M. Vanević, Yu. V. Nazarov, and W. Belzig
[abstract; cond-mat/0701282; PRL 99, 076601 (2007)]

We show that the statistics of electron transfer in a coherent quantum point contact driven by an arbitrary time-dependent voltage is composed of elementary events of two kinds: unidirectional one-electron transfers determining the average current and bidirectional two-electron processes contributing to the noise only. This result pertains at vanishing temperature while the extended Keldysh-Green's function formalism in use also enables the systematic calculation of the higher-order current correlators at finite temperatures.

[selected for Virtual Journal of Nanoscale Science & Technology]


Quasiparticle transport in arrays of chaotic cavities

M. Vanević and W. Belzig
[abstract; cond-mat/0605329; EPL 75, 604 (2006)]

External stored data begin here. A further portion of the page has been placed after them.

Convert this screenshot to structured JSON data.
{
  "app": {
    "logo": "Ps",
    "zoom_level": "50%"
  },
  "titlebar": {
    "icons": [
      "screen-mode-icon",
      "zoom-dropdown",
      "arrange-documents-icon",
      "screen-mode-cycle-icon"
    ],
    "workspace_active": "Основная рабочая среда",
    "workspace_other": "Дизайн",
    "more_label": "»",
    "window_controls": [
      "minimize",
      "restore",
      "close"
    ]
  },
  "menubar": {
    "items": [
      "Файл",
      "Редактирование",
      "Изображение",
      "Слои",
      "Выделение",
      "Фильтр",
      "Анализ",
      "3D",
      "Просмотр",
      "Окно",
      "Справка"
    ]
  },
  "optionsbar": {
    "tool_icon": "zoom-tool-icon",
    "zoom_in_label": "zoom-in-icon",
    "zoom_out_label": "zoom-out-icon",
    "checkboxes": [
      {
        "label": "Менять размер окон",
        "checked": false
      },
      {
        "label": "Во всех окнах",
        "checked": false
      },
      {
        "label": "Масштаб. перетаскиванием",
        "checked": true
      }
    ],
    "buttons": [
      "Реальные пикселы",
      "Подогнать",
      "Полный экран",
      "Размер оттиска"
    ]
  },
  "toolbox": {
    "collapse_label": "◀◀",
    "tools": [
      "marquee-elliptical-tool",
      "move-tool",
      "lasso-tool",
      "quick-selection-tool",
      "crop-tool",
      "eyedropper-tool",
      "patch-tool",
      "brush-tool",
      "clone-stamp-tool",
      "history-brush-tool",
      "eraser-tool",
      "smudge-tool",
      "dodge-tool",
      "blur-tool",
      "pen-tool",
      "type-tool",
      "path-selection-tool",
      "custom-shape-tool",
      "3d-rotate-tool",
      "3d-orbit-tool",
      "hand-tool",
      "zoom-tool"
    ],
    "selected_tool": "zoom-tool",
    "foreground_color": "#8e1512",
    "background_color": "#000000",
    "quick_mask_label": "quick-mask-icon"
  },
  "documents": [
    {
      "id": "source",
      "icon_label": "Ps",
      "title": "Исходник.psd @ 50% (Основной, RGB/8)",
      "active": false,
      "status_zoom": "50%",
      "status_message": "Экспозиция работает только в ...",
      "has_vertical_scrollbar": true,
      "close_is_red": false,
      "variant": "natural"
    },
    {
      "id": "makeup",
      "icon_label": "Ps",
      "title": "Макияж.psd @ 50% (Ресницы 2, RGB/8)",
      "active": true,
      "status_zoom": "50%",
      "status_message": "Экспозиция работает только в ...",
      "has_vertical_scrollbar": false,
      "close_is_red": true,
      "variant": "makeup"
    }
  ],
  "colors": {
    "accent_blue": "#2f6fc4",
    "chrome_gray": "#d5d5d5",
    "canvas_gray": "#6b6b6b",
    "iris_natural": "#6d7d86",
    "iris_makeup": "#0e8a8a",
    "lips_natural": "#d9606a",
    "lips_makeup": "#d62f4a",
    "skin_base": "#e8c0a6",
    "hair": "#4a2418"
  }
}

We find the distribution of transmission eigenvalues in a series of identical junctions between chaotic cavities using the circuit theory of mesoscopic transport. This distribution rapidly approaches the diffusive wire limit as the number of junctions increases, independent of the specific scattering properties of a single junction. The cumulant generating function and the first three cumulants of the charge transfer through the system are obtained both in the normal and in the superconducting state.

Full counting statistics of Andreev scattering in an asymmetric chaotic cavity

M. Vanević and W. Belzig
[abstract; cond-mat/0412320; PRB 72, 134522 (2005)]

We study the charge transport statistics in coherent two-terminal double junctions within the framework of the circuit theory of mesoscopic transport. We obtain the general solution of the circuit-theory matrix equations for the Green's function of a chaotic cavity between arbitrary contacts. As an example we discuss the full counting statistics and the first three cumulants for an open asymmetric cavity between a superconductor and a normal-metal lead at temperatures and voltages below the superconducting gap. The third cumulant shows a characteristic sign change as a function of the asymmetry of the two quantum point contacts, which is related to the properties of the Andreev reflection eigenvalue distribution.

[selected for Virtual Journal of Applications of Superconductivity]
[selected for Virtual Journal of Nanoscale Science & Technology]


Quasiparticle states in superconducting superlattices

M. Vanević and Z. Radović
[abstract; cond-mat/0502180; EPJB 46, 419 (2005)]

The energy bands and the global density of states are computed for superconductor / normal-metal superlattices in the clean limit. Dispersion relations are derived for the general case of insulating interfaces, including the mismatch of Fermi velocities and effective band masses. We focus on the influence of finite interface transparency and compare our results with those for transparent superlattices and trilayers. Analogously to the rapid variation on the atomic scale of the energy dispersion with layer thicknesses in transparent superlattices, we find strong oscillations of the almost flat energy bands (transmission resonances) in the case of finite transparency. In small-period transparent superlattices the BCS coherence peak disappears and a similar subgap peak is formed due to the Andreev process. With decreasing interface transparency the characteristic double peak structure in the global density of states develops towards a gapless BCS-like result in the tunnel limit. This effect can be used as a reliable STM probe for interface transparency.